I don't know about you, but I love to people watch. Whether I am in a coffee shop looking out the window, riding the bus/train/metro/subway, or sitting in a waiting room I love watching how people interact with one another. That may be one of the reasons I went into marketing and communications at Purdue University, but that is besides the point. One thing I have learned watching people and their sales interactions, is you probably have no idea that you may be annoying the crap out of your client, but simply have no clue. Here are 3 things you may be doing that is losing you business.
- Rambling about your previous clients
- Let's get something straight, it's important to showcase talent, expertise, and knowledge, but doing so without going on and on about your previous brides and grooms. Do you honestly think that this new client you are discussing your services with gives two bobble heads about Joe Smoe and his pretty little wife Katie? Nope, not one bit. So how do you talk to your expertise and previous weddings without discussing the client? Easy, it's the service alone they care first and foremost about. That along with what makes you stand out from the 15 other competitor visits they have planned this coming week. Stay focused on them and how your services can solve their dilemmas or bring their vision to a reality.
- Giving too much attention to their entourage.

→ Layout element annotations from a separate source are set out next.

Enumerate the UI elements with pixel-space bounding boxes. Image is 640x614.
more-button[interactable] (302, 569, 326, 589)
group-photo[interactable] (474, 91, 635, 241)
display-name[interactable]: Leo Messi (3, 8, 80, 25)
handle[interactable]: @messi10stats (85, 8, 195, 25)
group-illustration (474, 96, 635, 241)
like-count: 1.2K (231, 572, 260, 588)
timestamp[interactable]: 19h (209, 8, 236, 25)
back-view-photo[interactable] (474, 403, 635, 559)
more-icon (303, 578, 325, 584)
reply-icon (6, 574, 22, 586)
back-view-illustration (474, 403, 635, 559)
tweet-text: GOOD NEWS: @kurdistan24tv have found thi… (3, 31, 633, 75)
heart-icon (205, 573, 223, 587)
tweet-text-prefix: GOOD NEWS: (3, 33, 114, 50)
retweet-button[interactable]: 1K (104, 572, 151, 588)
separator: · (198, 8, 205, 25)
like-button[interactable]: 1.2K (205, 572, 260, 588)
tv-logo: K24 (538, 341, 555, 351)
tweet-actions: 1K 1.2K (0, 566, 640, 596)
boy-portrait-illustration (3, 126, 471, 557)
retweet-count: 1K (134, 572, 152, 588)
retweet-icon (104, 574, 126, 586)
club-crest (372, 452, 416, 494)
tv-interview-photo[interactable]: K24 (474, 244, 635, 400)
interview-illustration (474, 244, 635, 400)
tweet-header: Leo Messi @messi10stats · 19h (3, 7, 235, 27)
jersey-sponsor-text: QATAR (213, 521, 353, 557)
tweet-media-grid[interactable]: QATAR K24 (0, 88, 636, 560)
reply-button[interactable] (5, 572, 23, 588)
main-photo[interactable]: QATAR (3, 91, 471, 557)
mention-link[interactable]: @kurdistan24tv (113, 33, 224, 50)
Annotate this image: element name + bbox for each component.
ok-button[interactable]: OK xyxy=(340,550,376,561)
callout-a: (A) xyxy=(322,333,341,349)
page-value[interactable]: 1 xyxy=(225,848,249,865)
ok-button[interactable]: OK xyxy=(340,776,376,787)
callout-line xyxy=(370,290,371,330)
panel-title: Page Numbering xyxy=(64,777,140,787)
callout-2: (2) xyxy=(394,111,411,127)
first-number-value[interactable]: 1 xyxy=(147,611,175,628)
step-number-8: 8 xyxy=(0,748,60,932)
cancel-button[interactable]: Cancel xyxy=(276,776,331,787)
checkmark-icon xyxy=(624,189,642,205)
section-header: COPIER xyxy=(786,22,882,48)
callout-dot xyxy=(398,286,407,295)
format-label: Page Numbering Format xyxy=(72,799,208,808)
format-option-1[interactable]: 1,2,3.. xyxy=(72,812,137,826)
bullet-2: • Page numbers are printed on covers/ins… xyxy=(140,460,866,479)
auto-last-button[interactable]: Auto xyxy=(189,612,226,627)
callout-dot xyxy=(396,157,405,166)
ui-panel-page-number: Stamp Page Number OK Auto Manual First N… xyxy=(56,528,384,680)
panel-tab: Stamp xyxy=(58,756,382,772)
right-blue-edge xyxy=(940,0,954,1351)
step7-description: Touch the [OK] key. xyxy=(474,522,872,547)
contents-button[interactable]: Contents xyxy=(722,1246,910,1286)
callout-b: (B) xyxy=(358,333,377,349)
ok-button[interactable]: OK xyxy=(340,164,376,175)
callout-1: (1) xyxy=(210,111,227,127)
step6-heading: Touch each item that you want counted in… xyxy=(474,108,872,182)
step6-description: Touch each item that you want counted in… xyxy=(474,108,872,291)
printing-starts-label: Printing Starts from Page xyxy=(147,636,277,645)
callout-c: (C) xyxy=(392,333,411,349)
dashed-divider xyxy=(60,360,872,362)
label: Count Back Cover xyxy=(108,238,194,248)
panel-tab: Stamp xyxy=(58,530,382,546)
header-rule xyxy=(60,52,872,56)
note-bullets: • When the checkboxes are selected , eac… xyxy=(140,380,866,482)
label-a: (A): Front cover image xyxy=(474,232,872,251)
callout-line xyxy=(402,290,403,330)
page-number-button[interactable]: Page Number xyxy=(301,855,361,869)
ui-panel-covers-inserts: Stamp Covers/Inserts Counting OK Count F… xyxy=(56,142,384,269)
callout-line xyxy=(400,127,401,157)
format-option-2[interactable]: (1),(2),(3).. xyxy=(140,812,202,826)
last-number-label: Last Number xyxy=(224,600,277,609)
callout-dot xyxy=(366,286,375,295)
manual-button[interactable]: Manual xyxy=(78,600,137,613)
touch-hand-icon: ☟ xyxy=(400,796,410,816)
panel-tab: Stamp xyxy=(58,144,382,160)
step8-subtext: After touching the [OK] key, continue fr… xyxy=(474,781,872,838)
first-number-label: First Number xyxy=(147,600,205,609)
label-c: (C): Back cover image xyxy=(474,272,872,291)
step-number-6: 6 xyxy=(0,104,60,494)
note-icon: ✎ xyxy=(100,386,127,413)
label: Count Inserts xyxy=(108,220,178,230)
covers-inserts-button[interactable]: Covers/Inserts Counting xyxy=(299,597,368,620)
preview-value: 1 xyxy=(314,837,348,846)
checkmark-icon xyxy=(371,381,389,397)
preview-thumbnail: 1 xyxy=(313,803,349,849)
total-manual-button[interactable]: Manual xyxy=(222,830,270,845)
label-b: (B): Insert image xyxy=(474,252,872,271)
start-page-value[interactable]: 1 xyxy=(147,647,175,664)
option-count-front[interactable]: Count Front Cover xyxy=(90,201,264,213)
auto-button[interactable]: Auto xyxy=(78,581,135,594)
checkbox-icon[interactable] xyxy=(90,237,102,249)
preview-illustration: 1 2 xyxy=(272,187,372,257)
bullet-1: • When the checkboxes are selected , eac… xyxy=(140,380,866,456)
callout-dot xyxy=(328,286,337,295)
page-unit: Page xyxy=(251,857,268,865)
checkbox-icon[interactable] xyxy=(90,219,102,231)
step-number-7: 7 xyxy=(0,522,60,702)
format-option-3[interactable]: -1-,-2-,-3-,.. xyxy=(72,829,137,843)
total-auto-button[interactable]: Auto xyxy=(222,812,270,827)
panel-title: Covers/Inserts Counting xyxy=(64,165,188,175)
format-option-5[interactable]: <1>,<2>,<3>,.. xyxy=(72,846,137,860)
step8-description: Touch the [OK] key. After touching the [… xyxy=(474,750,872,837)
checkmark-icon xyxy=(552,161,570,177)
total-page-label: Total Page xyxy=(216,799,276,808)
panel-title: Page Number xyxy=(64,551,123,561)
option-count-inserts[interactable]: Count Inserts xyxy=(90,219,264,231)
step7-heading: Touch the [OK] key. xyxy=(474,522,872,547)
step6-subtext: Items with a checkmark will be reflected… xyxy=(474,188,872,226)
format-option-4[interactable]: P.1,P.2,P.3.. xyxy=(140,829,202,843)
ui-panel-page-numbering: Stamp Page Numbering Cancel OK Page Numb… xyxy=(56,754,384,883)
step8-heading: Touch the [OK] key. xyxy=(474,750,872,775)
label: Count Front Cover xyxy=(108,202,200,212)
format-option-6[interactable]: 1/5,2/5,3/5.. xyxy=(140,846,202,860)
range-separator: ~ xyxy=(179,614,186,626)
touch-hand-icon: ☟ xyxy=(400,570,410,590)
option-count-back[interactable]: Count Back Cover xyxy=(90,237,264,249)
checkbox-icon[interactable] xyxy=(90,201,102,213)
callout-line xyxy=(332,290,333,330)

- You have probably seen it a hundred times, your first time appointments bring three or more close family members or friends along with them to help them with the decision making process. Sometimes this can be a great sales tactic for us, as some of the brides and grooms need that additional help from their family, and we can play off of the other's responses to help us sell to the main client; however, it's when the entourage is rowdy, attention seeking, or perhaps you "clique" with one of them more than you do the main client, that it becomes a problem. When we put more focus on the entourage than the main client, they become overlooked and quite annoyed with us as the professional. It's our job to see through the noise and work beyond the natural cliques to seek out the information necessary to sell to the client.
- Using demeaning phrases.
- It may not have ever been brought to your attention before, but you may be saying something that is quite demeaning or offensive and it's literally pigeon holing you and your business. Here are some of the phrases I hear quite often to Steer Clear from!
- "Not to insult your intelligence" - describing the client; a less harsher blow on a true insult to your client's intelligence.
- "Rule of thumb" - describing a policy or uncommonly known rule in the event industry; this phrase was actually a law instilled for men to only be able to beat their wives with a switch no thicker than their thumb.
- "Uppity" - describing guests or the event; the term started back when segregation began as a way for Southerners to describe blacks who didn't know their socioeconomic place.
- "Peanut Gallery" - describing their entourage or bridal party; refers to hecklers or ill-informed associates. This phrase was also used to give a name to those who couldn't afford better seats in theaters back in the Vaudeville era.
- "Sold down the river" - describing a competitor; this phrase a racist meaning from slavery meaning to sell slaves down the Mississippi River into harsher conditions.
Perhaps you didn't even know these were offensive... well, it's time to broaden your spectrum and maybe even dive a little deeper into other phrases or words that you may not have known were offensive or demeaning to your potential client. I know this was eye opening for me when I started doing this research. A great read to start with is from the Business Journal: Offensive Phrases People Still Use.
One thing to remember is practice makes your skills sharper. If you need to have a colleague or another associate sit in on a sale or at least sit near a sale to over hear how your tactics or phrases are, have them do it. Make sure they take good notes so you can reflect on what you are actually saying or doing that may be pushing your clients away.